Obstacles
The session encountered four categories of obstacles. The first three are external infrastructure constraints; the fourth is a design gap in how dispatched agents understand their environment.
Watchdog Timeouts and Token Limits
The session had to be restarted multiple times using the orchestrator's resume mechanism. Unforeseen watchdog timeouts interrupted execution mid-phase, and the LLM provider's context window limits were hit during longer phases, forcing session segmentation. The resume mechanism handled recovery — the session picked up where it left off — but each restart introduced latency. For a session spanning ~12 hours of wall-clock time, the restart friction was significant.
Rate Limiting on Parallel Dispatch
The first research dispatch wave hit provider rate limits across six of eight tracks. The system adapted by implementing a monitoring loop to re-dispatch after the rate-limit window reset, but this was reactive rather than proactive. The plan had no provision for rate-limit-aware scheduling.

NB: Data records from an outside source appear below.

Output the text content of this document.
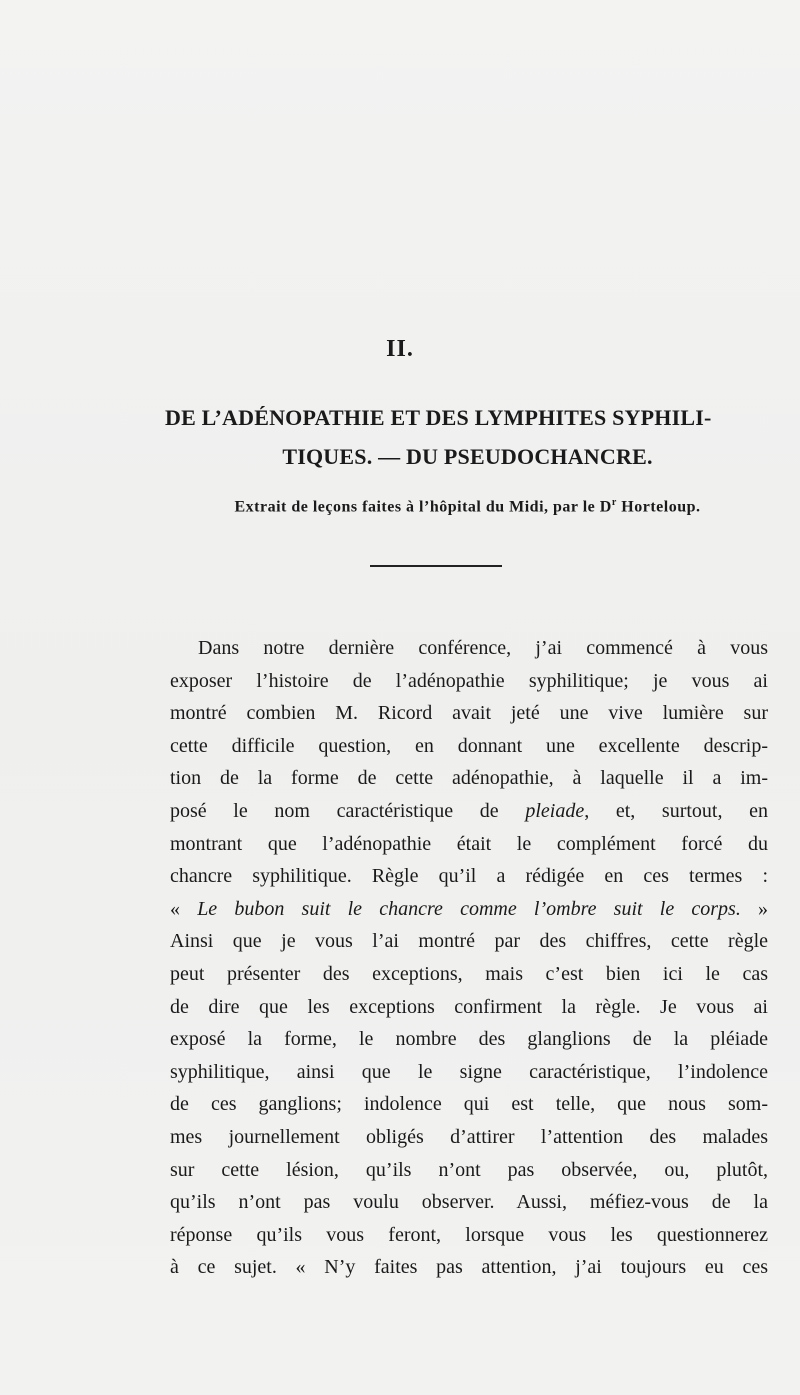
II.
DE L’ADÉNOPATHIE ET DES LYMPHITES SYPHILI-
TIQUES. — DU PSEUDOCHANCRE.
Extrait de leçons faites à l’hôpital du Midi, par le $D^r$ Horteloup.
Dans notre dernière conférence, j’ai commencé à vous
exposer l’histoire de l’adénopathie syphilitique; je vous ai
montré combien M. Ricord avait jeté une vive lumière sur
cette difficile question, en donnant une excellente descrip-
tion de la forme de cette adénopathie, à laquelle il a im-
posé le nom caractéristique de pleiade, et, surtout, en
montrant que l’adénopathie était le complément forcé du
chancre syphilitique. Règle qu’il a rédigée en ces termes :
« Le bubon suit le chancre comme l’ombre suit le corps. »
Ainsi que je vous l’ai montré par des chiffres, cette règle
peut présenter des exceptions, mais c’est bien ici le cas
de dire que les exceptions confirment la règle. Je vous ai
exposé la forme, le nombre des glanglions de la pléiade
syphilitique, ainsi que le signe caractéristique, l’indolence
de ces ganglions; indolence qui est telle, que nous som-
mes journellement obligés d’attirer l’attention des malades
sur cette lésion, qu’ils n’ont pas observée, ou, plutôt,
qu’ils n’ont pas voulu observer. Aussi, méfiez-vous de la
réponse qu’ils vous feront, lorsque vous les questionnerez
à ce sujet. « N’y faites pas attention, j’ai toujours eu ces
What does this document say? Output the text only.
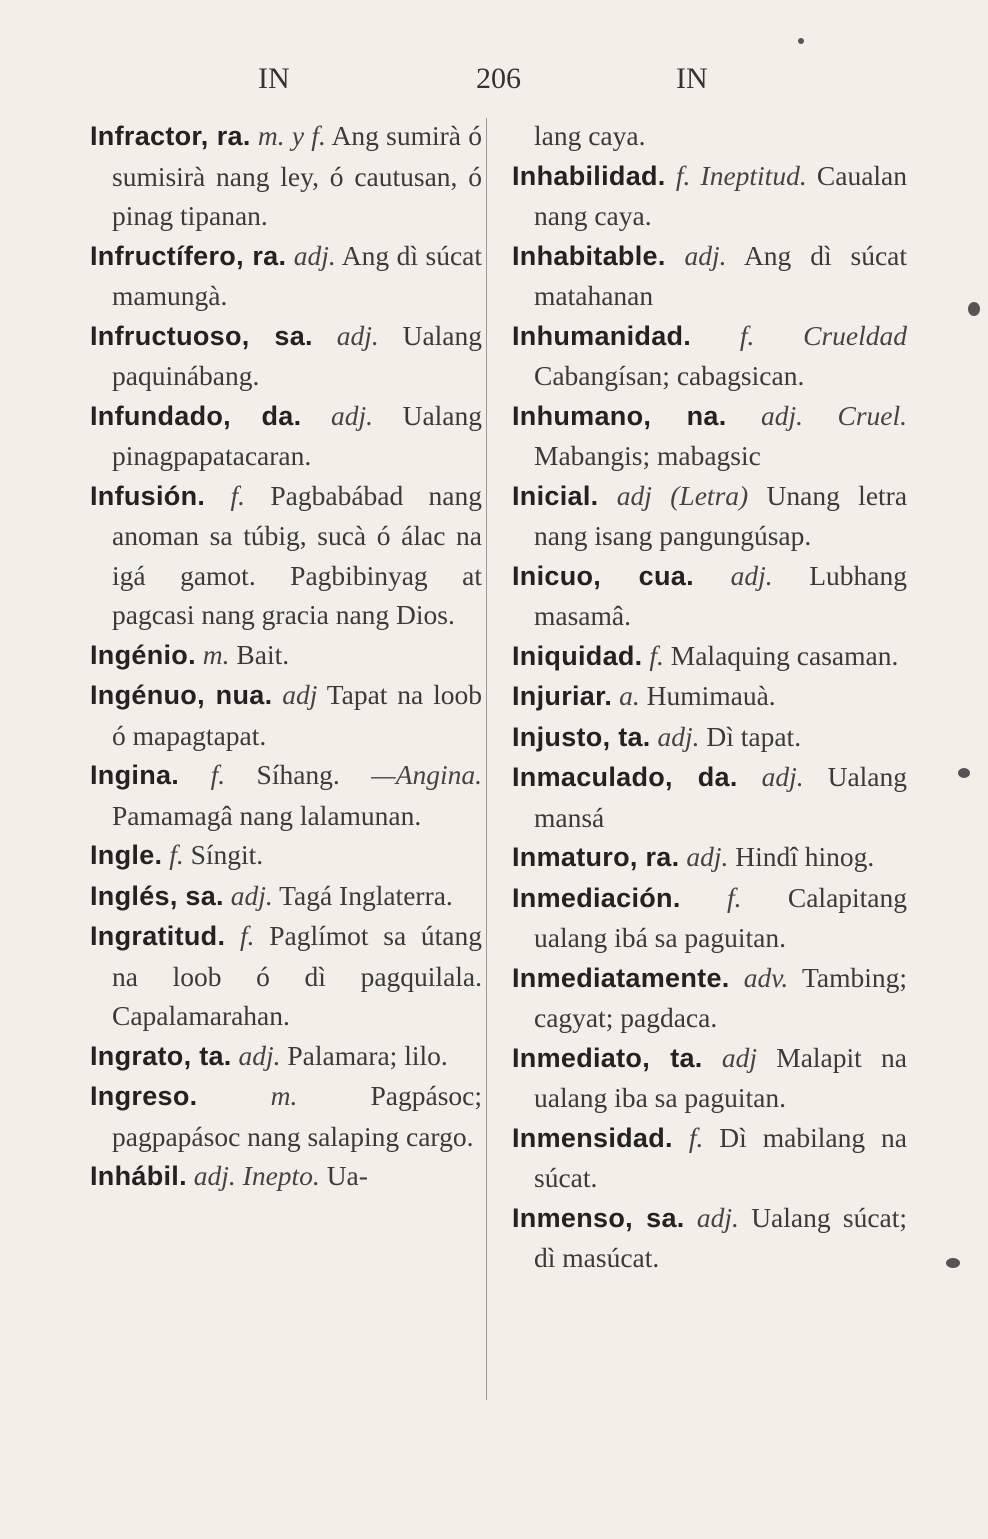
IN	206	IN

Infractor, ra. m. y f. Ang sumirà ó sumisirà nang ley, ó cautusan, ó pinag tipanan.

Infructífero, ra. adj. Ang dì súcat mamungà.

Infructuoso, sa. adj. Ualang paquinábang.

Infundado, da. adj. Ualang pinagpapatacaran.

Infusión. f. Pagbabábad nang anoman sa túbig, sucà ó álac na igá gamot. Pagbibinyag at pagcasi nang gracia nang Dios.

Ingénio. m. Bait.

Ingénuo, nua. adj Tapat na loob ó mapagtapat.

Ingina. f. Síhang. —Angina. Pamamagâ nang lalamunan.

Ingle. f. Síngit.

Inglés, sa. adj. Tagá Inglaterra.

Ingratitud. f. Paglímot sa útang na loob ó dì pagquilala. Capalamarahan.

Ingrato, ta. adj. Palamara; lilo.

Ingreso.	m.	Pagpásoc; pagpapásoc nang salaping cargo.

Inhábil. adj. Inepto. Ua-

lang caya.

Inhabilidad. f. Ineptitud. Caualan nang caya.

Inhabitable. adj. Ang dì súcat matahanan

Inhumanidad. f. Crueldad Cabangísan; cabagsican.

Inhumano, na. adj. Cruel. Mabangis; mabagsic

Inicial. adj (Letra) Unang letra nang isang pangungúsap.

Inicuo, cua. adj. Lubhang masamâ.

Iniquidad. f. Malaquing casaman.

Injuriar. a. Humimauà.

Injusto, ta. adj. Dì tapat.

Inmaculado, da. adj. Ualang mansá

Inmaturo, ra. adj. Hindî hinog.

Inmediación. f. Calapitang ualang ibá sa paguitan.

Inmediatamente. adv. Tambing; cagyat; pagdaca.

Inmediato, ta. adj Malapit na ualang iba sa paguitan.

Inmensidad. f. Dì mabilang na súcat.

Inmenso, sa. adj. Ualang súcat; dì masúcat.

Prologue Brief Persistence Failure
The prologue research brief failed to persist to disk repeatedly across sessions, even after sub-teams reported completion. The system adapted by starting Phase 2 spec work on Ch1–7 while retrying the prologue research — smart parallelization, but it contradicted the stated "sequential phases with hard gates" model. This revealed a gap between the plan's assumptions (clean parallel execution) and reality (partial delivery requiring fallback strategies).
Worktree Path Confusion
Each dispatch ran in its own isolated git worktree, and the agents frequently struggled to understand which directory they were in, which directories they could access, and where to write their output. The session log contains several concrete examples:
Sandbox boundary errors. A research sub-agent, dispatched into its own worktree (research-1b423304--produce-a-research-brief-), tried to ls the parent session worktree to orient itself. The sandbox blocked it: "For security, Claude Code may only list files in the allowed working directories for this session." The agent had to discover its own working directory by trial and error rather than by inspecting the broader project structure.
Wrong-file writes. One research agent, tasked with producing the Ch7 brief, wrote a ch3_brief.md to the session worktree — the wrong chapter to the wrong location. The agent had confused its own research worktree path with the session worktree, and its task identity (Ch7) with another chapter's output filename. The file landed; it just landed in the wrong place.
INTENT.md not where expected. The verification agent, working in the session worktree, expected INTENT.md at the worktree root. It wasn't there — it was at the main project root. The agent noted this explicitly in its verification report: "INTENT.md does not exist at the worktree root. It is located at the main project root." The agent recovered and found the file, but the confusion cost turns and added fragility.
These are symptoms of the same underlying issue: when agents are spawned into worktrees, they lack a clear, authoritative map of where they are, what they can access, and where their outputs should go. The task brief tells them what to produce but not always where — and the worktree hierarchy (session worktree → research worktree → sub-agent working directory) is deep enough that agents routinely guess wrong. A reliable solution would inject the output path and readable-paths explicitly into each dispatch's context, rather than expecting agents to infer them from the directory structure.